Contributions/Results: (1) The first unified part ontology covering PartNet, 3DCoMPaT++, and Find3D (1,794 categories); (2) Zero-shot semantic naming with calibrated confidence scoring; (3) Two dedicated evaluation metrics and the new Tex-Parts benchmark. Our method achieves state-of-the-art performance on PartNet and other major benchmarks.
📝 Abstract
We address semantic 3D part segmentation: decomposing objects into parts with meaningful names. While datasets exist with part annotations, their definitions are inconsistent across datasets, limiting robust training. Previous methods produce unlabeled decompositions or retrieve single parts without complete shape annotations. We propose ALIGN-Parts, which formulates part naming as a direct set alignment task. Our method decomposes shapes into partlets - implicit 3D part representations - matched to part descriptions via bipartite assignment. We combine geometric cues from 3D part fields, appearance from multi-view vision features, and semantic knowledge from language-model-generated affordance descriptions.

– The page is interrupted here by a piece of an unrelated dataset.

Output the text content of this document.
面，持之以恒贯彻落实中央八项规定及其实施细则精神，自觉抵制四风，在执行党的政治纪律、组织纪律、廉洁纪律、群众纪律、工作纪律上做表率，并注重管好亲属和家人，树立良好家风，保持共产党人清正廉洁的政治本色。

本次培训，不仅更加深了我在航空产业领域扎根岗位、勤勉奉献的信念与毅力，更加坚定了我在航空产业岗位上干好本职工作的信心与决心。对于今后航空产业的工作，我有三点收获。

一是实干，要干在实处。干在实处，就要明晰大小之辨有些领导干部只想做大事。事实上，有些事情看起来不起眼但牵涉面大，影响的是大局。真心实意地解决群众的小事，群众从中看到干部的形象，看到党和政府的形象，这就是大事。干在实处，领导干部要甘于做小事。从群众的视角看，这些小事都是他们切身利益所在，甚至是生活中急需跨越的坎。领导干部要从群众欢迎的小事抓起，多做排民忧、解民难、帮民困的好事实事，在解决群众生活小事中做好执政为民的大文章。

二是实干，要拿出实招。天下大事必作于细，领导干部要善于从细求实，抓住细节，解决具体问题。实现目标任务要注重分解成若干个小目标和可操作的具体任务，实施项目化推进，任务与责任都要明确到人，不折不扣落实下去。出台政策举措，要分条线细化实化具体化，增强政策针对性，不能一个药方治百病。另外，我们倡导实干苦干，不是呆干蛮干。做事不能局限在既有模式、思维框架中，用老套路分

Text-alignment loss ensures partlets share embedding space with text, enabling a theoretically open-vocabulary matching setup, given sufficient data. Our efficient and novel, one-shot, 3D part segmentation and naming method finds applications in several downstream tasks, including serving as a scalable annotation engine. As our model supports zero-shot matching to arbitrary descriptions and confidence-calibrated predictions for known categories, with human verification, we create a unified ontology that aligns PartNet, 3DCoMPaT++, and Find3D, consisting of 1,794 unique 3D parts. We also show examples from our newly created Tex-Parts dataset. We also introduce 2 novel metrics appropriate for the named 3D part segmentation task.